We now see the office as a tool that teams activate when they need coordination and alignment, rather than a default destination.
As we grew in the region, we realized that Latin America acts as a key connector in global work. Many of our clients are companies based in the U.S. or Europe with distributed teams across Latin America. Through Pluria, we help them solve the challenge of coordinating across time zones, cultures, and locations.
In this context, we see flexible workspaces becoming anchors for global teams operating across borders. More than half of U.S. companies now plan to expand hiring in Latin America through 2026, with over 45 % of employers specifically looking to increase recruitment in the region in 2025. This signals that distributed teams spanning the U.S. and Latin America are becoming a mainstream workforce strategy. Countries like Mexico, Colombia, Brazil, and Argentina are attractive because they offer strong technical talent and close time‑zone alignment with the U.S., making real‑time collaboration practical.
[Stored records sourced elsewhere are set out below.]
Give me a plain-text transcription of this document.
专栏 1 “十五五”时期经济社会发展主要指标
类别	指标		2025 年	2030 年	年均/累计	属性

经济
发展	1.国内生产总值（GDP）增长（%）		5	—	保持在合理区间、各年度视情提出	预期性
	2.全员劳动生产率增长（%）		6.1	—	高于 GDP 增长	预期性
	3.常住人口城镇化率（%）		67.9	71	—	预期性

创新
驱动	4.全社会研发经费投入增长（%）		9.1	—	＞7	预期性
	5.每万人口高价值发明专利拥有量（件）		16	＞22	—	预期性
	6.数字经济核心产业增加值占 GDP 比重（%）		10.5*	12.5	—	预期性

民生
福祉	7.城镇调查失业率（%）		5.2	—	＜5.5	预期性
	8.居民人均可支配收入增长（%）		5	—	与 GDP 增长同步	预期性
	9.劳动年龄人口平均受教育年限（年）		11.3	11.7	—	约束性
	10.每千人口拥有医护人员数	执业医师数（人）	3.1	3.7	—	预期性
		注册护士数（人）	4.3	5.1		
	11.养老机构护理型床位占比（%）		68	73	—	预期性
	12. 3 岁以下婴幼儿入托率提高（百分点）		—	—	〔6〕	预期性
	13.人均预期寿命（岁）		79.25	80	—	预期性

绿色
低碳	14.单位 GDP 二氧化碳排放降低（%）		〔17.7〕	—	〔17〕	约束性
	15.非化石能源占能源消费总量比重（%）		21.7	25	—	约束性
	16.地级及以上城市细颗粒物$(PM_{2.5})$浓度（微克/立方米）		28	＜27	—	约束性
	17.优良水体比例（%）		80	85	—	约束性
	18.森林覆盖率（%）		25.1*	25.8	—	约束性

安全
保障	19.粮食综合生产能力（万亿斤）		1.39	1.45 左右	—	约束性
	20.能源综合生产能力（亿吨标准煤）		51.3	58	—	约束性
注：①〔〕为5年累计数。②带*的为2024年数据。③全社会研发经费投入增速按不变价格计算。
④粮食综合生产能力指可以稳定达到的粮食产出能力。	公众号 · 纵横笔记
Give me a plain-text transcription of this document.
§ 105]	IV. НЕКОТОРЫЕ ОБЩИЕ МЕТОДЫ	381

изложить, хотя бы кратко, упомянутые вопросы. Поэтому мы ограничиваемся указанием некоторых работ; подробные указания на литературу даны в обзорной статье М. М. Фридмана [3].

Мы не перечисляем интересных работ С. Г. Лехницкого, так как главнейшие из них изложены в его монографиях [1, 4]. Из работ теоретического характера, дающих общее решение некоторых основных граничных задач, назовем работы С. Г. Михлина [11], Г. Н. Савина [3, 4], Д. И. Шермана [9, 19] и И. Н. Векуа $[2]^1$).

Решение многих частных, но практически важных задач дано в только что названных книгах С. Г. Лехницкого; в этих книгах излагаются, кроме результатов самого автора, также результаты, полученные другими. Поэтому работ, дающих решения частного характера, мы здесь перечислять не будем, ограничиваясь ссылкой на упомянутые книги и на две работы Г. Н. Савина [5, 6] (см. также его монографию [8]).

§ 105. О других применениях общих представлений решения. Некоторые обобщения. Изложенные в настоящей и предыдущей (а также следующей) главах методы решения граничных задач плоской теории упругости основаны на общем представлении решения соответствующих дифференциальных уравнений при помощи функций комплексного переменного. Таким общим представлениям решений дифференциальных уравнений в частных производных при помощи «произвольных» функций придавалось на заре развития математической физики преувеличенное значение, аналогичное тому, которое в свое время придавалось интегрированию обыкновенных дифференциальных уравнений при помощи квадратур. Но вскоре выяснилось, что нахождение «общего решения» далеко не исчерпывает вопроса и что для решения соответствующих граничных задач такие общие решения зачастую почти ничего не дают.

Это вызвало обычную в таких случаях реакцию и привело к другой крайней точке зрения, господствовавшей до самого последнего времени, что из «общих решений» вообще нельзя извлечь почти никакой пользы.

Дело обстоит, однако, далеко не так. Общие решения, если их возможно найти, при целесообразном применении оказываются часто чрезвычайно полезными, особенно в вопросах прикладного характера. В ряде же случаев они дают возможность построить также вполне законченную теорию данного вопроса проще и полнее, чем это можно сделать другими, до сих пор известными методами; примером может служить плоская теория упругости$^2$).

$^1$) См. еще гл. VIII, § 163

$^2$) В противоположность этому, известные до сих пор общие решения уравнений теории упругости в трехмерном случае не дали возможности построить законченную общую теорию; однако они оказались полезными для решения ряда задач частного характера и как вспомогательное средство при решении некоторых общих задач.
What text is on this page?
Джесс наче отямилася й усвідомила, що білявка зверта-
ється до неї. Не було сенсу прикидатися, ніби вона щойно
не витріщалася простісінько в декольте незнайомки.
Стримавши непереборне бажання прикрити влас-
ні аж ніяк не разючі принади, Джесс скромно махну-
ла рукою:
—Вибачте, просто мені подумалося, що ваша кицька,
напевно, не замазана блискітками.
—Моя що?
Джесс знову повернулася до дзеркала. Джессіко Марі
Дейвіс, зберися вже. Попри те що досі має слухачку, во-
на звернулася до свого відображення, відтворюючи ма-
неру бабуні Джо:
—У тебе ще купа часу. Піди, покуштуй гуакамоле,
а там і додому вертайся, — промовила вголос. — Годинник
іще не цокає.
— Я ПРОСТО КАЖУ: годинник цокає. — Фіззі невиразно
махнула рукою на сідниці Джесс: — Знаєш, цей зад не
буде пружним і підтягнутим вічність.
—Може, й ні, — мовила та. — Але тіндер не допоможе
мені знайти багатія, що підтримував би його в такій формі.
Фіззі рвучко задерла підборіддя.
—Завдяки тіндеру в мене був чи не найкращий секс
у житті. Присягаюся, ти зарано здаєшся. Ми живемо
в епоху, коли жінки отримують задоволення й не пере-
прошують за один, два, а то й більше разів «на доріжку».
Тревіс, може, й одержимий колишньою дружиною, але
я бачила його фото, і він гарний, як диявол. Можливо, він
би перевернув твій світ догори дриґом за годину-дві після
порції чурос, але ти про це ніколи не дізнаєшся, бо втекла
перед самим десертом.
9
To show how important Latin America has become for us at Pluria, I just moved with my family to Costa Rica to be closer to the market and support its growth. This decision reflects our strategy better than any document; this is where our product is being challenged, shaped, and validated every day.
Our growth in Latin America is a story of testing, taking risks, and paying close attention to usage habits. We believe the future of hybrid work takes form when teams adapt to real constraints, try things in practice, and keep what actually works. This process moves faster in environments where work is flexible by necessity.
Patterns often surface earlier outside traditional centers. Markets like Colombia, Mexico, or Argentina take risks and adjust along the way rather than waiting for trends to be fully validated. Latin America became central to Pluria because it is where our product made sense first. Increasingly, this is where signals about the future of work appear before they turn into strategy decks or headlines.